Montag, 1. Juli 2024
Mali -Das „afrikanischste Land“ - Reisebericht 2008. (11) Vierzehnter Tag - Zu Fuß unterwegs
Wie geplant stehen wir am anderen Morgen um sechs Uhr auf, bekommen sogar noch Frühstück und marschieren um 7 Uhr mit der aufgehenden Sonne los. Das ist nun wirklich ein Highlight: von Minute zu Minute ändert sich das Licht, die Temperatur ist angenehm zum Gehen. Wieder begegnen wir Frauen, die Wasser vom Brunnen in Kalebassen auf dem Kopf holen. An einem Brunnen sind ca. 10 – 15 Frauen versammelt und schöpfen gemeinsam. Kinder eilen barfuß mit ihrem Schulheft zur Schule. Vor den Hütten stampfen Frauen Getreide in großen Mörsern fürs Frühstück. An anderer Stelle stehen ca. 15 – 20 Frauen und dreschen gemeinsam im Kreis. Wenn’s nicht schrecklich mühsam wäre, könnte man paradiesische Zustände vermuten.
(Fortsetzung folgt)

Unterwegs sehen wir Dünen, die aussehen wie in der Wüste und auch solche Dimensionen haben. Silke meint, die wären bei ihrem früheren Aufenthalt (vor 5 – 10 Jahren) dort noch nicht gewesen, daran könne man das Vordringen der Wüste ablesen. Mag ja sein, wäre ein finsteres Zeichen für die Zukunft.

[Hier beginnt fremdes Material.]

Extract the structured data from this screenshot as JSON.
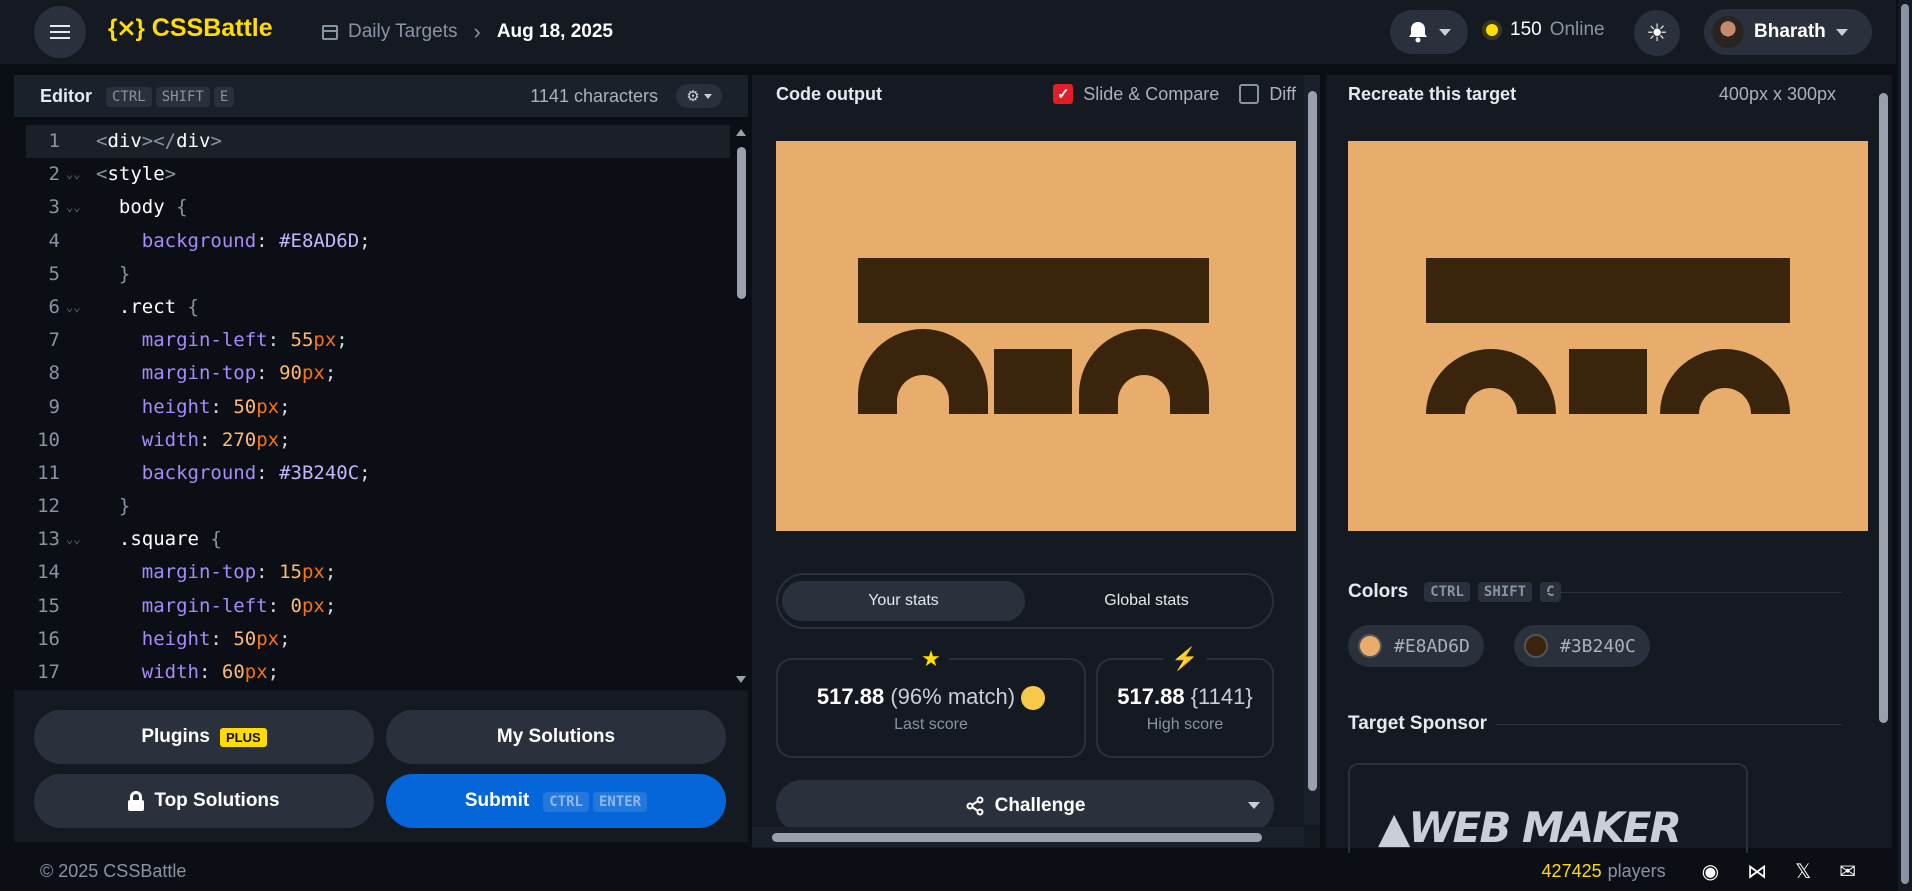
{
  "topbar": {
    "logo_mark": "{⨯}",
    "logo_text": "CSSBattle",
    "breadcrumb_parent": "Daily Targets",
    "breadcrumb_current": "Aug 18, 2025",
    "online_count": "150",
    "online_label": "Online",
    "user_name": "Bharath"
  },
  "editor": {
    "title": "Editor",
    "shortcut": [
      "CTRL",
      "SHIFT",
      "E"
    ],
    "char_count": "1141 characters",
    "lines": [
      {
        "n": "1",
        "text": "<div></div>"
      },
      {
        "n": "2",
        "text": "<style>"
      },
      {
        "n": "3",
        "text": "  body {"
      },
      {
        "n": "4",
        "text": "    background: #E8AD6D;"
      },
      {
        "n": "5",
        "text": "  }"
      },
      {
        "n": "6",
        "text": "  .rect {"
      },
      {
        "n": "7",
        "text": "    margin-left: 55px;"
      },
      {
        "n": "8",
        "text": "    margin-top: 90px;"
      },
      {
        "n": "9",
        "text": "    height: 50px;"
      },
      {
        "n": "10",
        "text": "    width: 270px;"
      },
      {
        "n": "11",
        "text": "    background: #3B240C;"
      },
      {
        "n": "12",
        "text": "  }"
      },
      {
        "n": "13",
        "text": "  .square {"
      },
      {
        "n": "14",
        "text": "    margin-top: 15px;"
      },
      {
        "n": "15",
        "text": "    margin-left: 0px;"
      },
      {
        "n": "16",
        "text": "    height: 50px;"
      },
      {
        "n": "17",
        "text": "    width: 60px;"
      }
    ],
    "plugins_label": "Plugins",
    "plugins_badge": "PLUS",
    "my_solutions_label": "My Solutions",
    "top_solutions_label": "Top Solutions",
    "submit_label": "Submit",
    "submit_shortcut": [
      "CTRL",
      "ENTER"
    ]
  },
  "output": {
    "title": "Code output",
    "slide_compare_label": "Slide & Compare",
    "slide_compare_checked": true,
    "diff_label": "Diff",
    "diff_checked": false,
    "tab_your_stats": "Your stats",
    "tab_global_stats": "Global stats",
    "last_score_value": "517.88",
    "last_score_match": "(96% match)",
    "last_score_label": "Last score",
    "high_score_value": "517.88",
    "high_score_chars": "{1141}",
    "high_score_label": "High score",
    "challenge_label": "Challenge"
  },
  "target": {
    "title": "Recreate this target",
    "dims": "400px x 300px",
    "colors_title": "Colors",
    "colors_shortcut": [
      "CTRL",
      "SHIFT",
      "C"
    ],
    "colors": [
      {
        "hex": "#E8AD6D"
      },
      {
        "hex": "#3B240C"
      }
    ],
    "sponsor_title": "Target Sponsor",
    "sponsor_logo_text": "WEB MAKER"
  },
  "footer": {
    "copyright": "© 2025 CSSBattle",
    "players_count": "427425",
    "players_label": "players"
  },
  "palette": {
    "accent_yellow": "#ffdd00",
    "submit_blue": "#0566d9",
    "canvas_bg": "#E8AD6D",
    "shape_color": "#3B240C"
  },
  "icons": [
    "hamburger-icon",
    "calendar-icon",
    "chevron-right-icon",
    "bell-icon",
    "sun-icon",
    "gear-icon",
    "lock-icon",
    "star-icon",
    "bolt-icon",
    "share-icon",
    "discord-icon",
    "bluesky-icon",
    "x-icon",
    "mail-icon"
  ]
}
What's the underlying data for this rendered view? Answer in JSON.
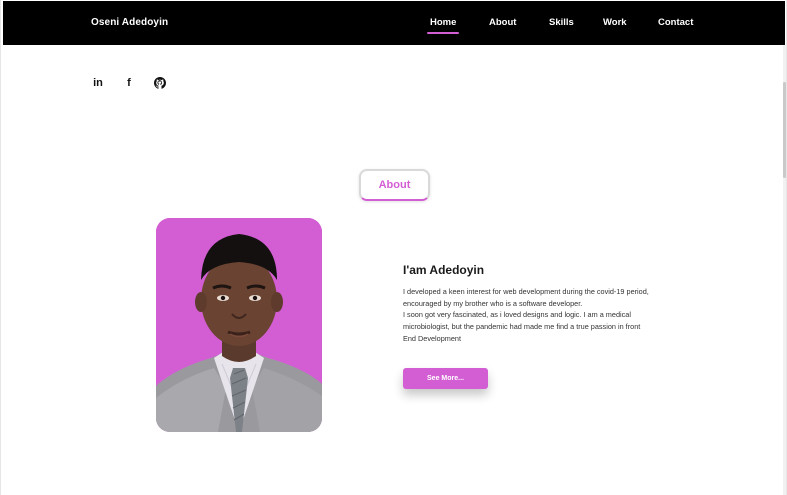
{
  "header": {
    "brand": "Oseni Adedoyin",
    "nav": [
      {
        "label": "Home",
        "active": true
      },
      {
        "label": "About",
        "active": false
      },
      {
        "label": "Skills",
        "active": false
      },
      {
        "label": "Work",
        "active": false
      },
      {
        "label": "Contact",
        "active": false
      }
    ]
  },
  "social": {
    "icons": [
      "linkedin-icon",
      "facebook-icon",
      "github-icon"
    ],
    "linkedin_text": "in",
    "facebook_text": "f"
  },
  "about": {
    "section_label": "About",
    "heading": "I'am Adedoyin",
    "paragraph_lines": [
      "I developed a keen interest for web development during the covid-19 period,",
      "encouraged by my brother who is a software developer.",
      "I soon got very fascinated, as i loved designs and logic. I am a medical",
      "microbiologist, but the pandemic had made me find a true passion in front",
      "End Development"
    ],
    "button_label": "See More..."
  },
  "colors": {
    "accent": "#d35ed4",
    "navbar": "#000000",
    "background": "#ffffff"
  }
}
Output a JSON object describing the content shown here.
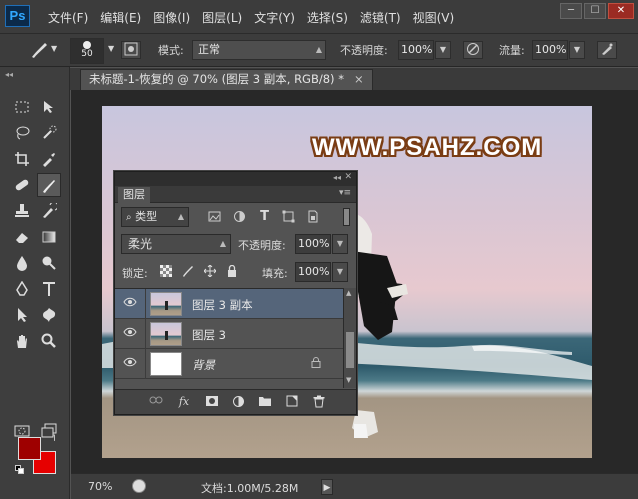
{
  "app": {
    "logo": "Ps"
  },
  "menu": [
    "文件(F)",
    "编辑(E)",
    "图像(I)",
    "图层(L)",
    "文字(Y)",
    "选择(S)",
    "滤镜(T)",
    "视图(V)"
  ],
  "window_controls": {
    "minimize": "─",
    "maximize": "☐",
    "close": "✕"
  },
  "options_bar": {
    "brush_size": "50",
    "mode_label": "模式:",
    "mode_value": "正常",
    "opacity_label": "不透明度:",
    "opacity_value": "100%",
    "flow_label": "流量:",
    "flow_value": "100%"
  },
  "document_tab": {
    "title": "未标题-1-恢复的 @ 70% (图层 3 副本, RGB/8) *",
    "close": "×"
  },
  "canvas": {
    "watermark": "WWW.PSAHZ.COM"
  },
  "status_bar": {
    "zoom": "70%",
    "doc_size": "文档:1.00M/5.28M"
  },
  "tools": [
    "marquee-icon",
    "move-icon",
    "lasso-icon",
    "quick-selection-icon",
    "crop-icon",
    "eyedropper-icon",
    "healing-brush-icon",
    "brush-icon",
    "clone-stamp-icon",
    "history-brush-icon",
    "eraser-icon",
    "gradient-icon",
    "blur-icon",
    "dodge-icon",
    "pen-icon",
    "type-icon",
    "path-selection-icon",
    "shape-icon",
    "hand-icon",
    "zoom-icon"
  ],
  "colors": {
    "foreground": "#9e0000",
    "background": "#e60000",
    "selected_layer": "#55657a"
  },
  "layers_panel": {
    "tab": "图层",
    "filter_label": "类型",
    "blend_mode": "柔光",
    "opacity_label": "不透明度:",
    "opacity_value": "100%",
    "lock_label": "锁定:",
    "fill_label": "填充:",
    "fill_value": "100%",
    "layers": [
      {
        "name": "图层 3 副本",
        "selected": true,
        "visible": true
      },
      {
        "name": "图层 3",
        "selected": false,
        "visible": true
      },
      {
        "name": "背景",
        "selected": false,
        "visible": true,
        "locked": true
      }
    ],
    "footer_icons": [
      "link-icon",
      "fx-icon",
      "mask-icon",
      "adjustment-icon",
      "group-icon",
      "new-layer-icon",
      "delete-icon"
    ],
    "fx_label": "fx"
  }
}
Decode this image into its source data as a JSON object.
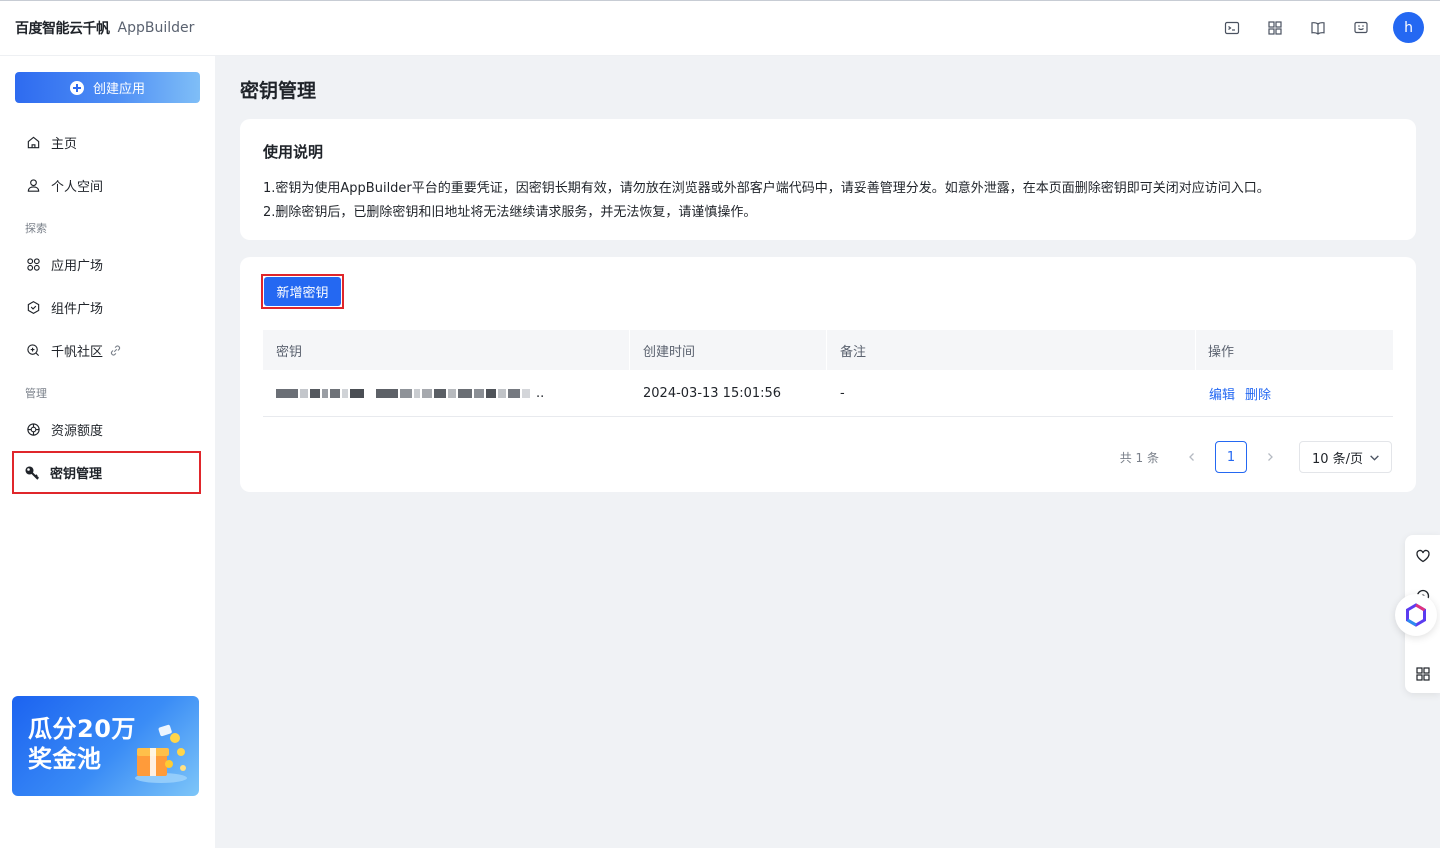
{
  "header": {
    "brand_cn": "百度智能云千帆",
    "brand_en": "AppBuilder",
    "user_initial": "h",
    "accent": "#2468f2"
  },
  "sidebar": {
    "create_label": "创建应用",
    "items": [
      {
        "label": "主页",
        "icon": "home-icon"
      },
      {
        "label": "个人空间",
        "icon": "user-icon"
      },
      {
        "label": "应用广场",
        "icon": "apps-icon"
      },
      {
        "label": "组件广场",
        "icon": "component-icon"
      },
      {
        "label": "千帆社区",
        "icon": "community-icon"
      },
      {
        "label": "资源额度",
        "icon": "quota-icon"
      },
      {
        "label": "密钥管理",
        "icon": "key-icon"
      }
    ],
    "sections": [
      "探索",
      "管理"
    ],
    "promo": {
      "line1": "瓜分20万",
      "line2": "奖金池"
    }
  },
  "main": {
    "title": "密钥管理",
    "notice": {
      "title": "使用说明",
      "line1": "1.密钥为使用AppBuilder平台的重要凭证，因密钥长期有效，请勿放在浏览器或外部客户端代码中，请妥善管理分发。如意外泄露，在本页面删除密钥即可关闭对应访问入口。",
      "line2": "2.删除密钥后，已删除密钥和旧地址将无法继续请求服务，并无法恢复，请谨慎操作。"
    },
    "add_key_label": "新增密钥",
    "table": {
      "columns": [
        "密钥",
        "创建时间",
        "备注",
        "操作"
      ],
      "rows": [
        {
          "key_suffix": "..",
          "created": "2024-03-13 15:01:56",
          "note": "-",
          "edit": "编辑",
          "delete": "删除"
        }
      ]
    },
    "pagination": {
      "total": "共 1 条",
      "current_page": "1",
      "page_size": "10 条/页"
    }
  }
}
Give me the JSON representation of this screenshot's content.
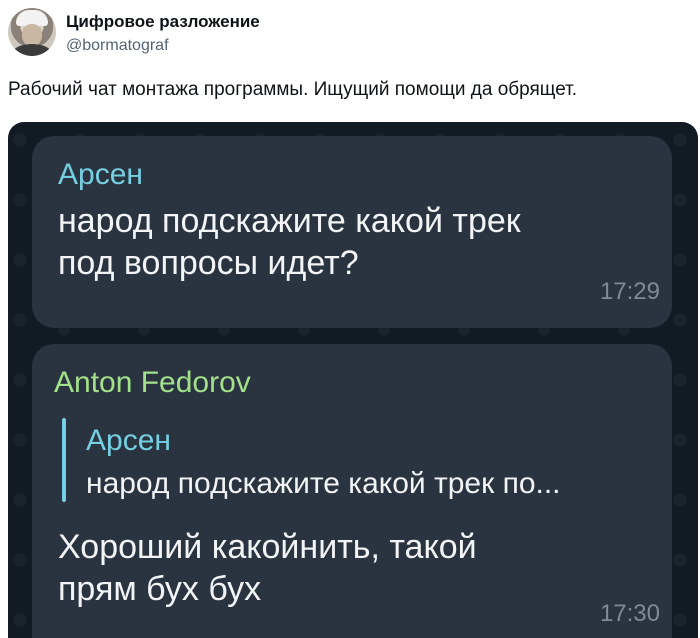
{
  "tweet": {
    "author_name": "Цифровое разложение",
    "author_handle": "@bormatograf",
    "text": "Рабочий чат монтажа программы. Ищущий помощи да обрящет."
  },
  "chat": {
    "messages": [
      {
        "sender": "Арсен",
        "text_lines": [
          "народ подскажите какой трек",
          "под вопросы идет?"
        ],
        "time": "17:29"
      },
      {
        "sender": "Anton Fedorov",
        "reply_to": {
          "sender": "Арсен",
          "text": "народ подскажите какой трек по..."
        },
        "text_lines": [
          "Хороший какойнить, такой",
          "прям бух бух"
        ],
        "time": "17:30"
      }
    ]
  },
  "colors": {
    "chat_background": "#121b24",
    "bubble": "#2a3440",
    "sender_arsen": "#76cfe1",
    "sender_anton": "#a3e08a",
    "timestamp": "#7f8a96"
  }
}
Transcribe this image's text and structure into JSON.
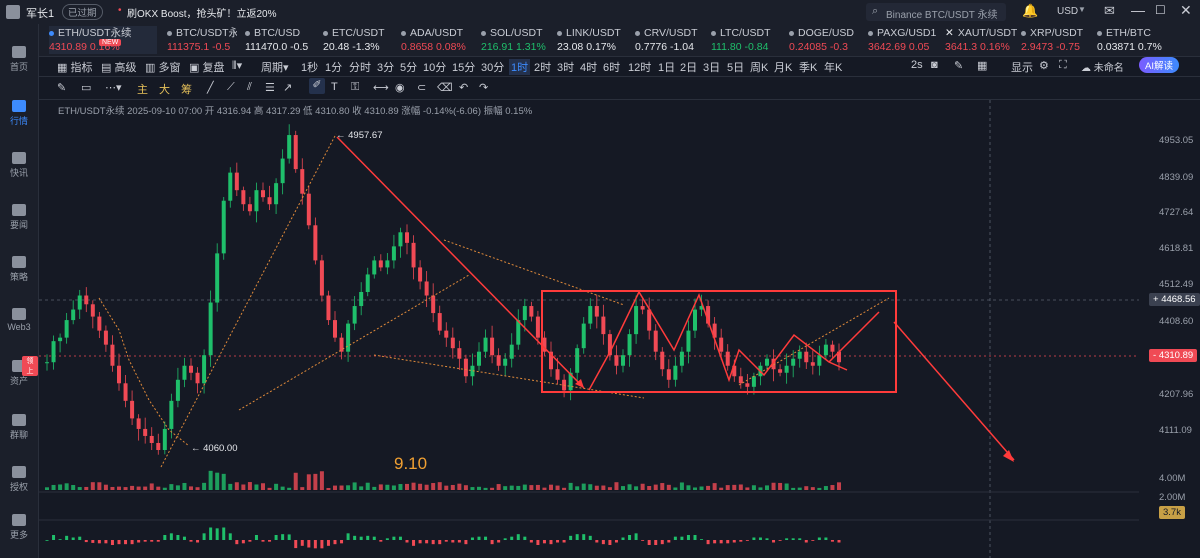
{
  "topbar": {
    "user_name": "军长1",
    "expired_badge": "已过期",
    "promo_text": "刷OKX Boost，抢头矿！立返20%",
    "search_placeholder": "Binance BTC/USDT 永续",
    "currency": "USD"
  },
  "sidebar": {
    "items": [
      {
        "label": "首页"
      },
      {
        "label": "行情"
      },
      {
        "label": "快讯"
      },
      {
        "label": "要闻"
      },
      {
        "label": "策略"
      },
      {
        "label": "Web3"
      },
      {
        "label": "资产",
        "badge": "领上"
      },
      {
        "label": "群聊"
      },
      {
        "label": "授权"
      },
      {
        "label": "更多"
      }
    ]
  },
  "tickers": [
    {
      "symbol": "ETH/USDT永续",
      "price": "4310.89",
      "change": "0.16%",
      "dir": "dn",
      "badge": "NEW"
    },
    {
      "symbol": "BTC/USDT永续",
      "price": "111375.1",
      "change": "-0.5",
      "dir": "dn"
    },
    {
      "symbol": "BTC/USD",
      "price": "111470.0",
      "change": "-0.5",
      "dir": "wh"
    },
    {
      "symbol": "ETC/USDT",
      "price": "20.48",
      "change": "-1.3%",
      "dir": "wh"
    },
    {
      "symbol": "ADA/USDT",
      "price": "0.8658",
      "change": "0.08%",
      "dir": "dn"
    },
    {
      "symbol": "SOL/USDT",
      "price": "216.91",
      "change": "1.31%",
      "dir": "up"
    },
    {
      "symbol": "LINK/USDT",
      "price": "23.08",
      "change": "0.17%",
      "dir": "wh"
    },
    {
      "symbol": "CRV/USDT",
      "price": "0.7776",
      "change": "-1.04",
      "dir": "wh"
    },
    {
      "symbol": "LTC/USDT",
      "price": "111.80",
      "change": "-0.84",
      "dir": "up"
    },
    {
      "symbol": "DOGE/USD",
      "price": "0.24085",
      "change": "-0.3",
      "dir": "dn"
    },
    {
      "symbol": "PAXG/USD1",
      "price": "3642.69",
      "change": "0.05",
      "dir": "dn"
    },
    {
      "symbol": "XAUT/USDT",
      "price": "3641.3",
      "change": "0.16%",
      "dir": "dn"
    },
    {
      "symbol": "XRP/USDT",
      "price": "2.9473",
      "change": "-0.75",
      "dir": "dn"
    },
    {
      "symbol": "ETH/BTC",
      "price": "0.03871",
      "change": "0.7%",
      "dir": "wh"
    }
  ],
  "toolbar": {
    "indicators": "指标",
    "advanced": "高级",
    "multi_window": "多窗",
    "replay": "复盘",
    "period": "周期",
    "timeframes": [
      "1秒",
      "1分",
      "分时",
      "3分",
      "5分",
      "10分",
      "15分",
      "30分",
      "1时",
      "2时",
      "3时",
      "4时",
      "6时",
      "12时",
      "1日",
      "2日",
      "3日",
      "5日",
      "周K",
      "月K",
      "季K",
      "年K"
    ],
    "selected_timeframe": "1时",
    "speed": "2s",
    "display": "显示",
    "unnamed": "未命名",
    "ai_button": "AI解读"
  },
  "drawbar": {
    "main": "主",
    "big": "大",
    "chou": "筹"
  },
  "chart": {
    "ohlc_line": "ETH/USDT永续 2025-09-10 07:00 开 4316.94 高 4317.29 低 4310.80 收 4310.89 涨幅 -0.14%(-6.06) 振幅 0.15%",
    "annotation": "9.10",
    "high_label": "4957.67",
    "low_label": "4060.00",
    "current_price_tag": "4310.89",
    "crosshair_price_tag": "4468.56",
    "vol_tag": "3.7k",
    "y_axis": [
      "4953.05",
      "4839.09",
      "4727.64",
      "4618.81",
      "4512.49",
      "4408.60",
      "4207.96",
      "4111.09"
    ],
    "vol_axis": [
      "4.00M",
      "2.00M"
    ]
  },
  "colors": {
    "up": "#1fbf6b",
    "down": "#f04a55",
    "accent": "#3d8bfd",
    "drawing": "#ff3b3b"
  },
  "chart_data": {
    "type": "candlestick",
    "title": "ETH/USDT永续",
    "timeframe": "1时",
    "ylim": [
      4060,
      4960
    ],
    "trend_values": [
      4310,
      4370,
      4380,
      4430,
      4460,
      4500,
      4475,
      4440,
      4400,
      4360,
      4300,
      4250,
      4200,
      4150,
      4120,
      4100,
      4080,
      4060,
      4120,
      4200,
      4260,
      4300,
      4280,
      4250,
      4330,
      4480,
      4620,
      4770,
      4850,
      4800,
      4760,
      4740,
      4800,
      4780,
      4760,
      4820,
      4890,
      4957,
      4860,
      4790,
      4700,
      4600,
      4500,
      4430,
      4380,
      4340,
      4420,
      4470,
      4510,
      4560,
      4600,
      4580,
      4600,
      4640,
      4680,
      4650,
      4580,
      4540,
      4500,
      4450,
      4400,
      4380,
      4350,
      4320,
      4270,
      4300,
      4340,
      4380,
      4330,
      4300,
      4320,
      4360,
      4430,
      4470,
      4440,
      4380,
      4340,
      4290,
      4260,
      4230,
      4280,
      4350,
      4420,
      4470,
      4440,
      4390,
      4330,
      4300,
      4330,
      4390,
      4470,
      4460,
      4400,
      4340,
      4290,
      4260,
      4300,
      4340,
      4400,
      4460,
      4470,
      4420,
      4380,
      4340,
      4300,
      4270,
      4250,
      4240,
      4270,
      4300,
      4320,
      4290,
      4280,
      4300,
      4320,
      4340,
      4310,
      4300,
      4330,
      4360,
      4340,
      4310
    ]
  }
}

Weiter geht’s über Nombori nach Tireli, wo die anderen mit den Autos schon angekommen sind. Es geht die Fallaise hoch bis auf halbe Höhe zu einem Tanzplatz, wo uns ein traditioneller Masken-Tanz präsentiert wird. Nachdem ich etwas fotografiert habe, bekomme ich nichts mehr mit, weil eine Horde Kinder mich mit Beschlag belegt: sie streicheln meine Haut (fühlt sich anders an, echt oder Schminke?), ziepen mich an den Arm-Haaren, zwirbeln mir die Kopfhaare, bestaunen meine Uhr, drücken auf die Adern auf meinem Handrücken, kurz ich bin ein Objekt kindlicher Neugier. Schließlich spiele ich mit ihnen das alte Spiel „eine Hand deckt die andere“.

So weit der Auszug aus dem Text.